Across the nation, in congressional district after congressional district, state after state, the race has begun — the race between viewers' thumbs and the Koch brothers' pitch.
In most cases, the thumbs win — find "mute" — before David and Charles Koch can tell them what a disaster the Affordable Care Act is and just who is responsible.
In Colorado, the brothers are pointing the finger at Democratic U.S. Sen. Mark Udall.
An Americans for Prosperity ad last week showed a black-and- white photo of Udall and President Obama sharing a microphone — both tie-less, glum, clearly spent. The words "Voted for Obamacare" were pinned to the senator's collar.
Why so glum, Marx Bros? Socialist designs gone awry?
It turned out that the senator and the president had another reason to feel spent. They had met with families of the 12 dead and 58 wounded when a maniac with a mail-order arsenal shot up an Aurora, Colo., movie theater.
Americans for Prosperity pulled the ad when families of the victims expressed their outrage.
Thinking of this, I imagined the young Republican up-and-comer who compiled this ad, his face bathed in the green glow of his laptop, licking his lips at a pathetic "gotcha" pose from two chosen targets.
It goes beyond callous, beyond deceitful, all the way to sinister.
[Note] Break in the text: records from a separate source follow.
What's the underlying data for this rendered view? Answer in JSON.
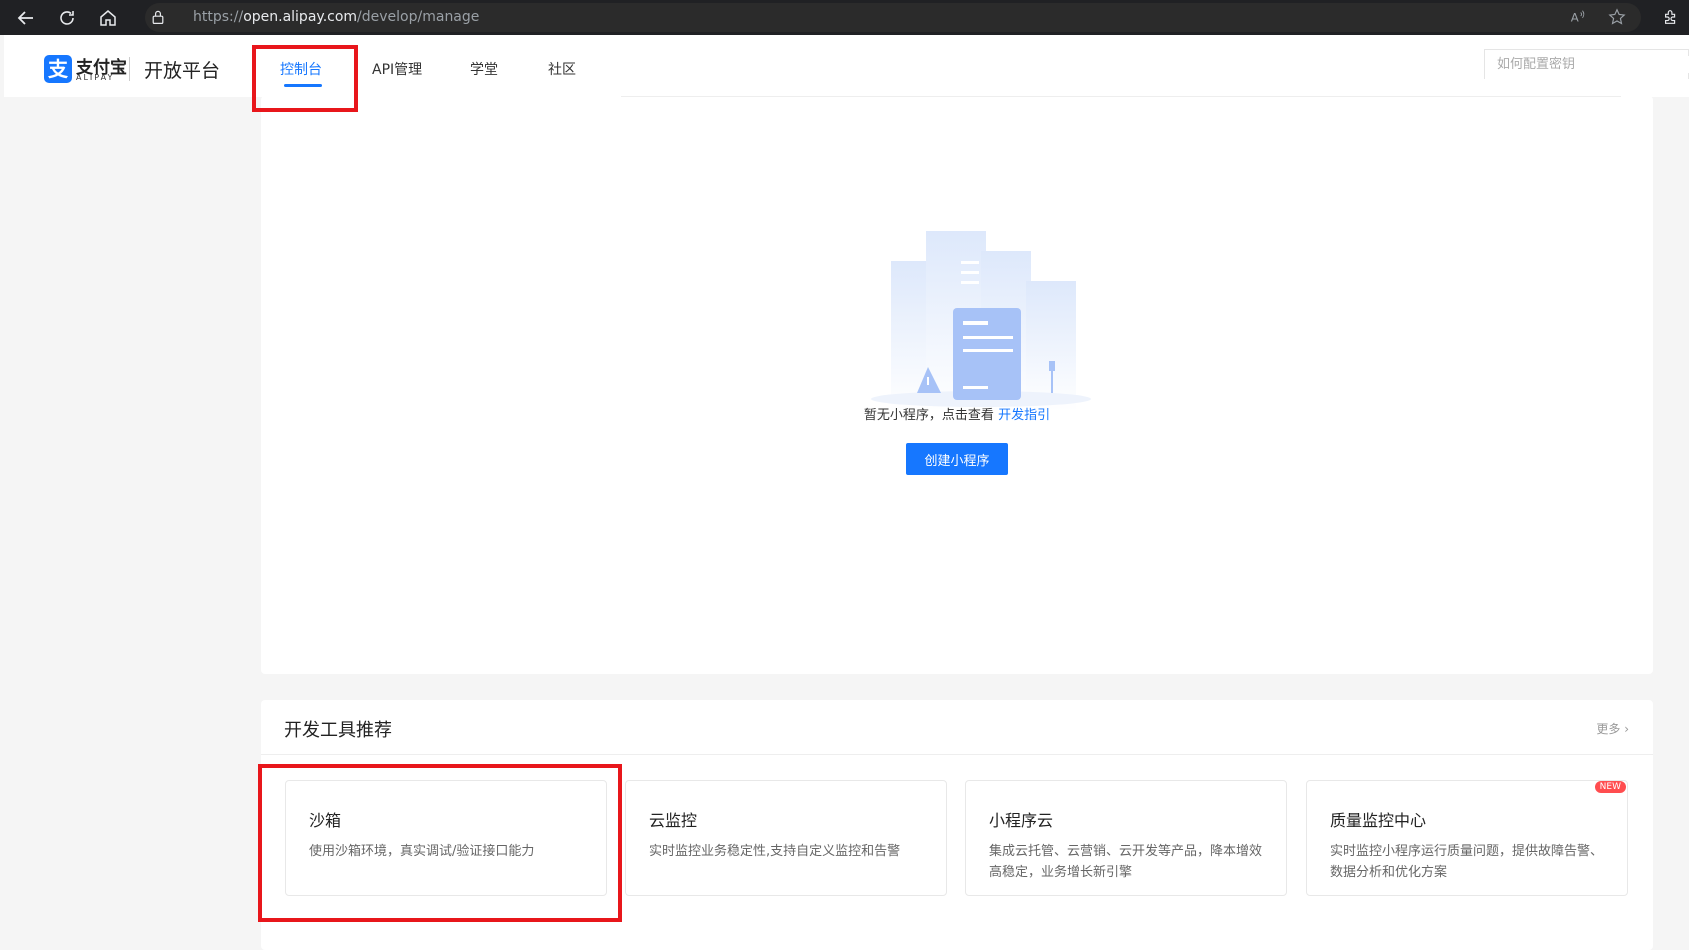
{
  "browser": {
    "url_scheme": "https://",
    "url_host": "open.alipay.com",
    "url_path": "/develop/manage"
  },
  "header": {
    "logo_cn": "支付宝",
    "logo_en": "ALIPAY",
    "platform": "开放平台",
    "nav": [
      "控制台",
      "API管理",
      "学堂",
      "社区"
    ],
    "active_nav": "控制台",
    "search_placeholder": "如何配置密钥"
  },
  "empty_state": {
    "message": "暂无小程序，点击查看 ",
    "link": "开发指引",
    "button": "创建小程序"
  },
  "tools": {
    "title": "开发工具推荐",
    "more": "更多",
    "items": [
      {
        "title": "沙箱",
        "desc": "使用沙箱环境，真实调试/验证接口能力"
      },
      {
        "title": "云监控",
        "desc": "实时监控业务稳定性,支持自定义监控和告警"
      },
      {
        "title": "小程序云",
        "desc": "集成云托管、云营销、云开发等产品，降本增效高稳定，业务增长新引擎"
      },
      {
        "title": "质量监控中心",
        "desc": "实时监控小程序运行质量问题，提供故障告警、数据分析和优化方案",
        "badge": "NEW"
      }
    ]
  },
  "colors": {
    "brand": "#1677ff",
    "highlight_box": "#e8161b"
  }
}
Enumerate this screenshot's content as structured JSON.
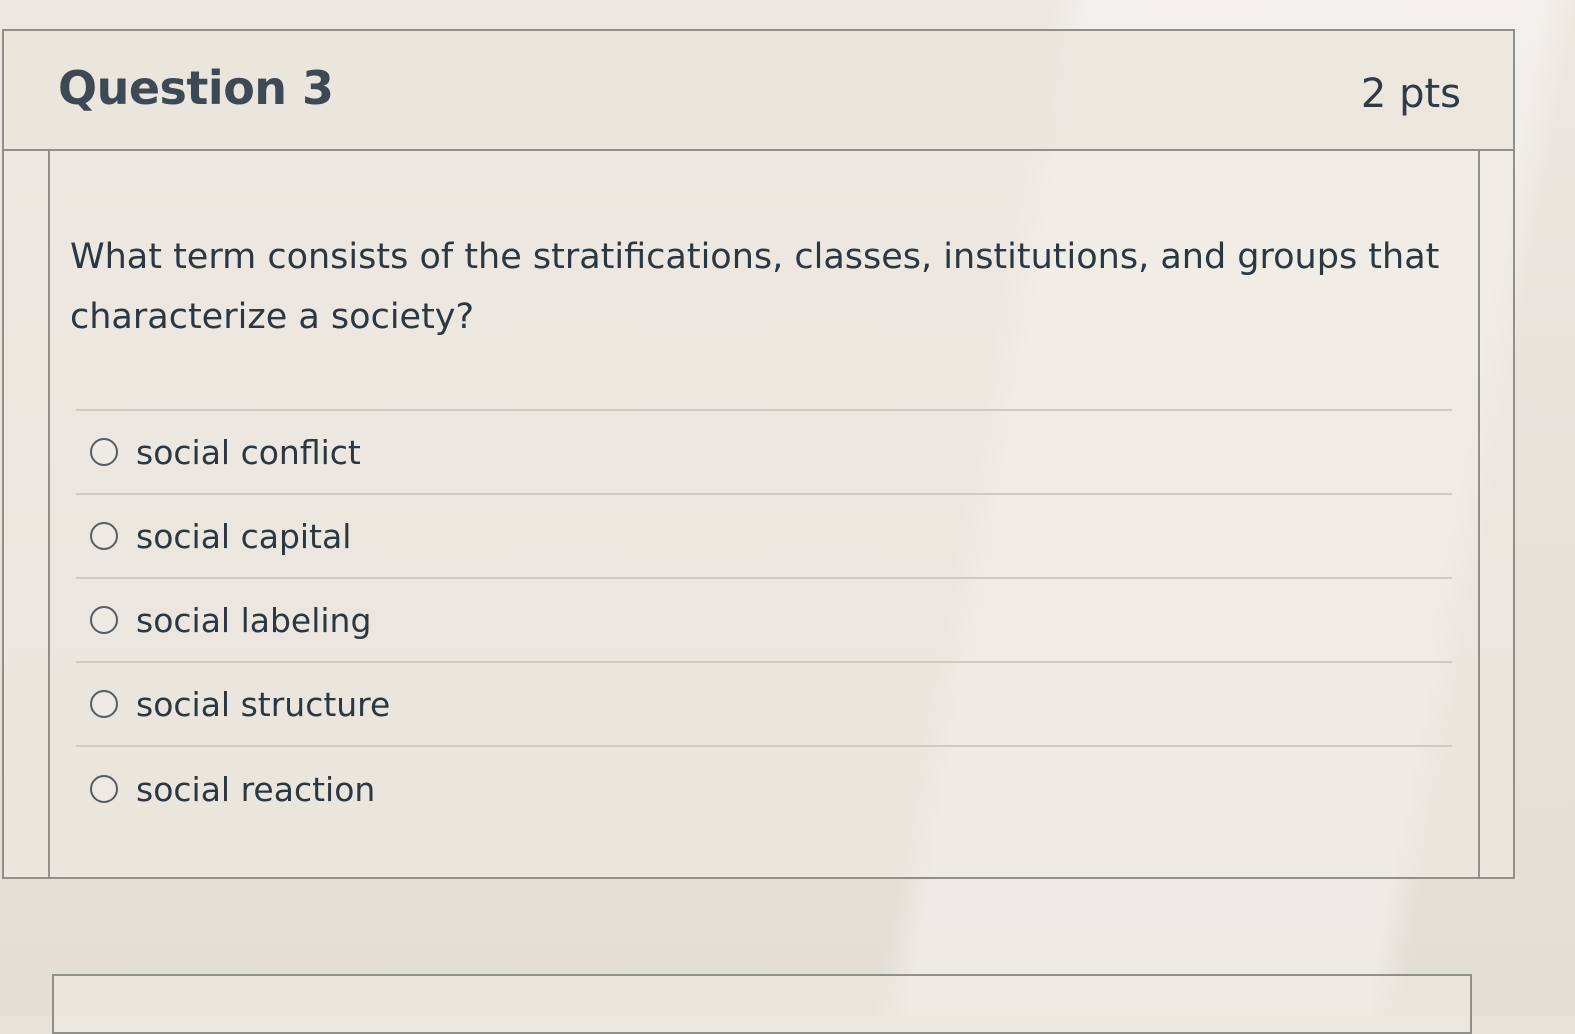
{
  "question": {
    "title": "Question 3",
    "points": "2 pts",
    "text": "What term consists of the stratifications, classes, institutions, and groups that characterize a society?"
  },
  "answers": [
    {
      "label": "social conflict",
      "selected": false
    },
    {
      "label": "social capital",
      "selected": false
    },
    {
      "label": "social labeling",
      "selected": false
    },
    {
      "label": "social structure",
      "selected": false
    },
    {
      "label": "social reaction",
      "selected": false
    }
  ]
}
But that feel has been almost palpable ever since Obama became president. Some Americans are literally crazed with hatred.
Right, Koch Bros?
Yes, once again the billionaire industrialists are spending great gobs to influence your vote.
Partnering with casino mogul Sheldon Adelson, the Koch brothers were among the biggest of the big spenders in 2012 in an election that saw $8 billion spent to influence the vote, though in the end it didn't even nudge the needle in Mitt Romney's favor.
Adelson pledged $100 million to defeat Obama. It's unclear how much the Koch brothers spent. Newsweek reports that the Koch "dark money network" raised $407 million.
With that horrific Colorado ad in mind, this election season the Koches are modeling just exactly what the term "sore loser" looks like.
It would be misleading to categorize Americans for Prosperity as a one-trick Republican mount. It is in fact an agile octopus — with a feel for everything that advances a right-wing notion, whether it involves textbook purchases in Texas or tax policy in name-your-state.
But election year is when this slippery cephalopod really shines, or slimes, as it were.
As such, Americans for Prosperity has kept the nation's fact checkers busy.
An ad targeting Arizona Democrat Ron Barber says the ACA "means higher costs for struggling families." That may happen in some instances where policies were canceled and the family had to purchase anew under the ACA.
However, as Factcheck.org explains, with millions of uninsured families gaining coverage under the law, the Congressional Budget Office projects 25 million fewer uninsured Americans as early as 2016.
We cannot know how many people who had to switch were forced to take more expensive options under ACA, but we do know that if those instances are plentiful, Americans for Prosperity, with its bank account and its agile tentacles, hasn't found them.
If it did, it wouldn't have featured a Michigan woman who blamed the ACA for the loss of coverage and said the federally enabled option was unaffordable, an example of how "Obamacare is destroying the middle class." Factcheck.org found that the Michigan family "could have selected a cheaper exchange plan, as opposed to the unsubsidized private plan it chose, but the family did not want the children to be on the Children's Health Insurance Program."
We all have to ask: If the Affordable Care Act really is destroying American dreams, why can't the Koch brothers, with all their video- and photo-editing means, find one example to convince us all?